A decisão que muita gente esperava acontecerá um pouco mais cedo na Copa América. Na próxima terça-feira, no Mineirão, Brasil e Argentina se enfrentarão na semifinal, em um duelo de muita história, rivalidade e números que podem favorecer qualquer um dos lados.
É tudo uma questão de ponto de vista: em Copas Américas, por exemplo, a vantagem geral é argentina, 15 vitórias, nove triunfos do Brasil e oito empates em 32 jogos. Nos últimos cinco mata-matas entre os países, contudo, o resultado favoreceu o lado verde e amarelo.
Mas só a Argentina tem Lionel Messi, porém, alguns poderão dizer. Mas mesmo com o cinco vezes melhor do mundo, os “hermanos” não conseguiram tirar vantagem: em nove partidas com ele em campo, foram quatro gols marcados, apenas três vitórias e cinco derrotas.
O Mineirão
O palco do jogo da próxima terça-feira traz o trauma do 7 a 1 para a Alemanha na Copa do Mundo de 2014. Quando recebeu Brasil x Argentina, contudo, o Mineirão costuma favorecer os anfitriões: os visitantes nunca conseguiram vencer no principal estádio mineiro.
A semifinal da Copa América será o sexto duelo no palco, com quatro vitórias brasileiras e apenas um empate. O jogo mais recente aconteceu nas eliminatórias para o Mundial de 2018, já sob o comando de Tite, com triunfo convincente por 3 a 0.
“Tentamos focar sempre na energia boa, vamos focar nesse jogo da Argentina que ganhou, fomos bem em todos os aspectos”, disse o zagueiro Marquinhos.
Lionel Messi
A maior preocupação do Brasil contra a Argentina, claro, será Messi, que encontrará a equipe verde e amarela pela décima vez. Ele não sabe o que é marcar desde 2012, quando brilhou em vitória por 4 a 3 com três gols, em amistoso contra o time olímpico de Mano Menezes.
Foi, aliás, a grande atuação do argentino contra o Brasil. Ele só foi às redes uma outra vez, em 2010, em vitória por 1 a 0. Fora isso, viu a Argentina perder cinco vezes, sendo que, em três, levou de 3 a 0. No último encontro, contudo, saiu vitorioso: 1 a 0 em 2017.
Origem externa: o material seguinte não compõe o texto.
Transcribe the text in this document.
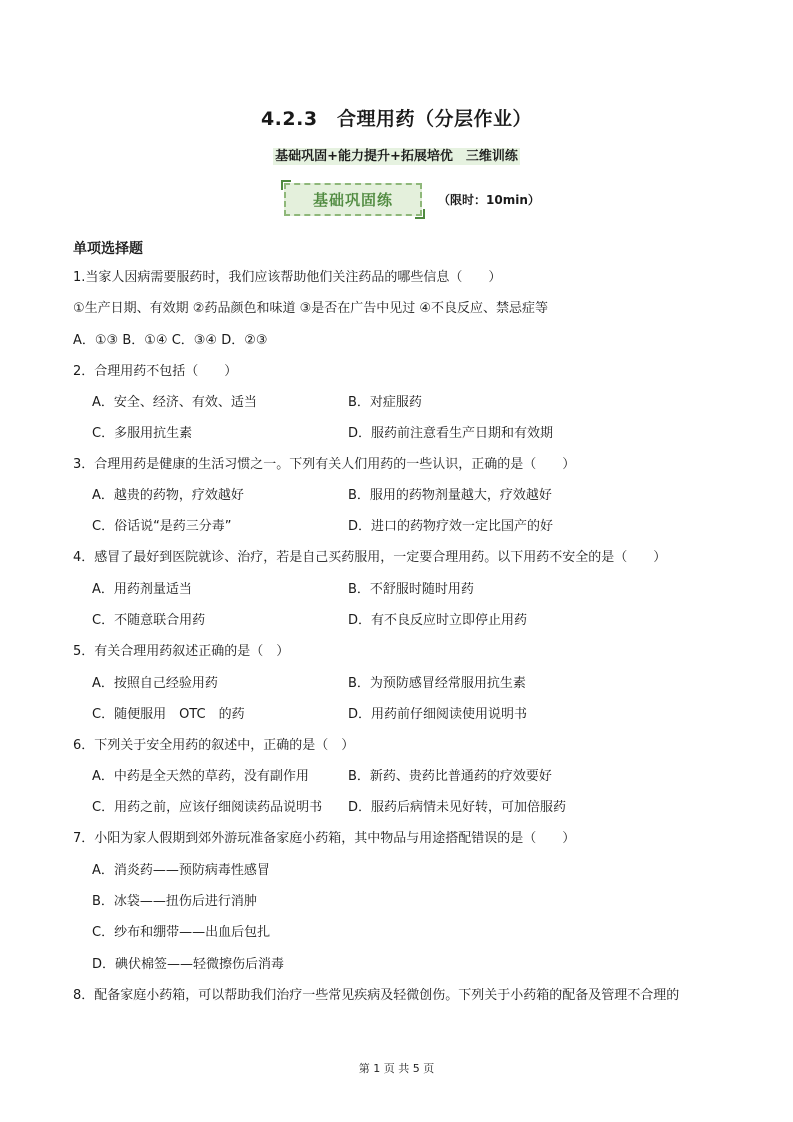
4.2.3　合理用药（分层作业）
基础巩固+能力提升+拓展培优　三维训练
基础巩固练	（限时：10min）
单项选择题
1.当家人因病需要服药时，我们应该帮助他们关注药品的哪些信息（　　）
①生产日期、有效期 ②药品颜色和味道 ③是否在广告中见过 ④不良反应、禁忌症等
A．①③ B．①④ C．③④ D．②③
2．合理用药不包括（　　）
A．安全、经济、有效、适当	B．对症服药
C．多服用抗生素	D．服药前注意看生产日期和有效期
3．合理用药是健康的生活习惯之一。下列有关人们用药的一些认识，正确的是（　　）
A．越贵的药物，疗效越好	B．服用的药物剂量越大，疗效越好
C．俗话说“是药三分毒”	D．进口的药物疗效一定比国产的好
4．感冒了最好到医院就诊、治疗，若是自己买药服用，一定要合理用药。以下用药不安全的是（　　）
A．用药剂量适当	B．不舒服时随时用药
C．不随意联合用药	D．有不良反应时立即停止用药
5．有关合理用药叙述正确的是（　）
A．按照自己经验用药	B．为预防感冒经常服用抗生素
C．随便服用　OTC　的药	D．用药前仔细阅读使用说明书
6．下列关于安全用药的叙述中，正确的是（　）
A．中药是全天然的草药，没有副作用	B．新药、贵药比普通药的疗效要好
C．用药之前，应该仔细阅读药品说明书 D．服药后病情未见好转，可加倍服药
7．小阳为家人假期到郊外游玩准备家庭小药箱，其中物品与用途搭配错误的是（　　）
A．消炎药——预防病毒性感冒
B．冰袋——扭伤后进行消肿
C．纱布和绷带——出血后包扎
D．碘伏棉签——轻微擦伤后消毒
8．配备家庭小药箱，可以帮助我们治疗一些常见疾病及轻微创伤。下列关于小药箱的配备及管理不合理的
第 1 页 共 5 页
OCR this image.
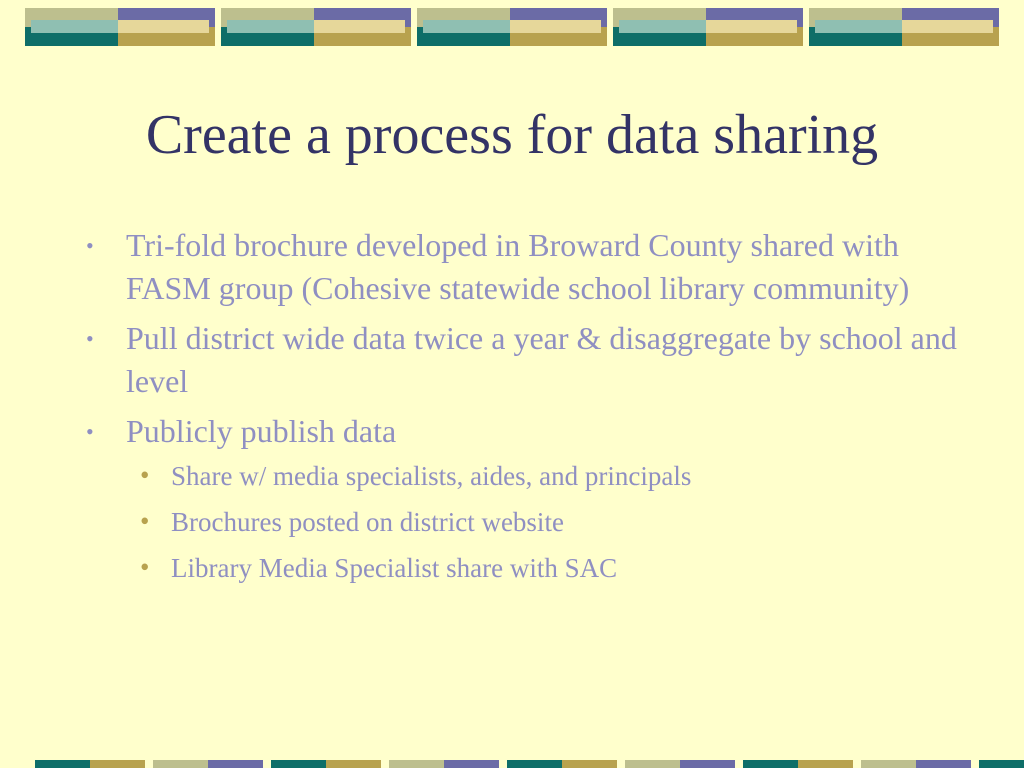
Create a process for data sharing
• Tri-fold brochure developed in Broward County shared with FASM group (Cohesive statewide school library community)
• Pull district wide data twice a year & disaggregate by school and level
• Publicly publish data
• Share w/ media specialists, aides, and principals
• Brochures posted on district website
• Library Media Specialist share with SAC
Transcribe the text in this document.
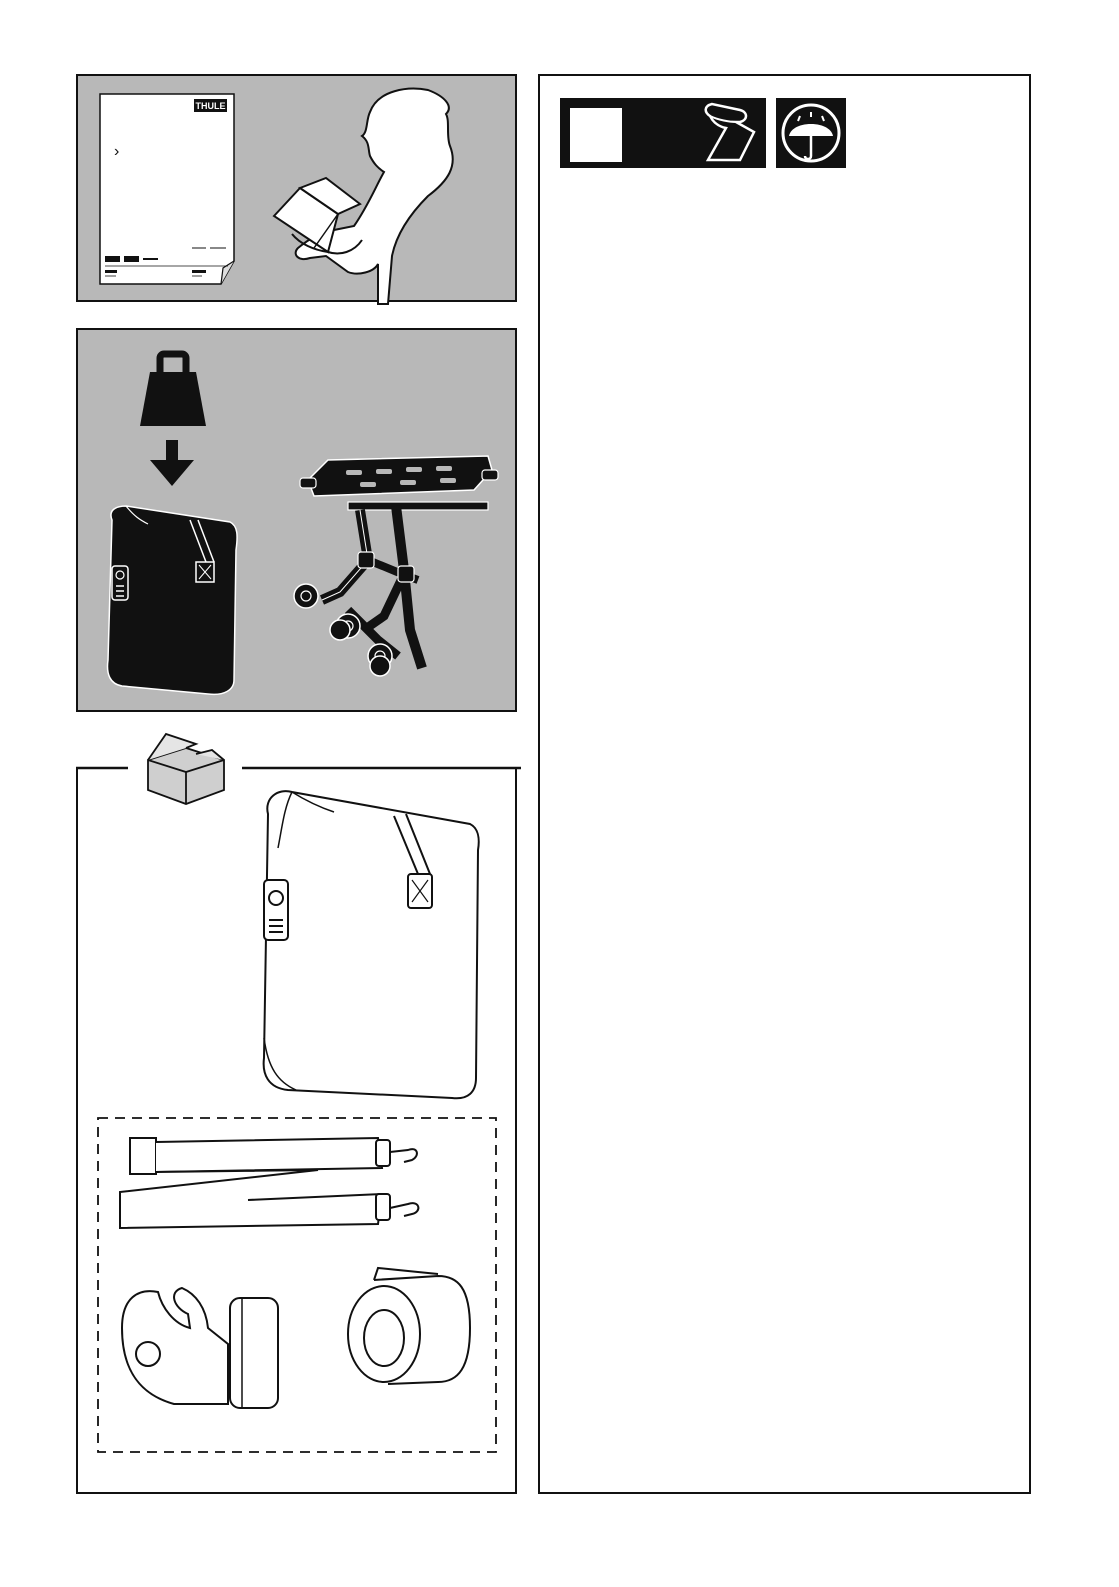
THULE
›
“É difícil apontar um favorito em um Brasil x Argentina, na situação que estão se dando as partidas nessa Copa América, tudo muito igual. Eles estão em casa, têm que sair para atender à sua torcida, os que vêm com projeto há mais tempo, muitos jogadores de nível técnico, com a mesma ideia. Um jogo igual, como todo Brasil x Argentina”, disse Messi.
Retrospecto geral
Já são 104 jogos na história envolvendo Brasil e Argentina. A vantagem geral, por margem pequena, é verde e amarela, com 42 triunfos. Os “hermanos” saíram vitoriosos em 37 oportunidades, com 25 empates. No saldo de gols, são 163 brasileiros e 157 argentinos.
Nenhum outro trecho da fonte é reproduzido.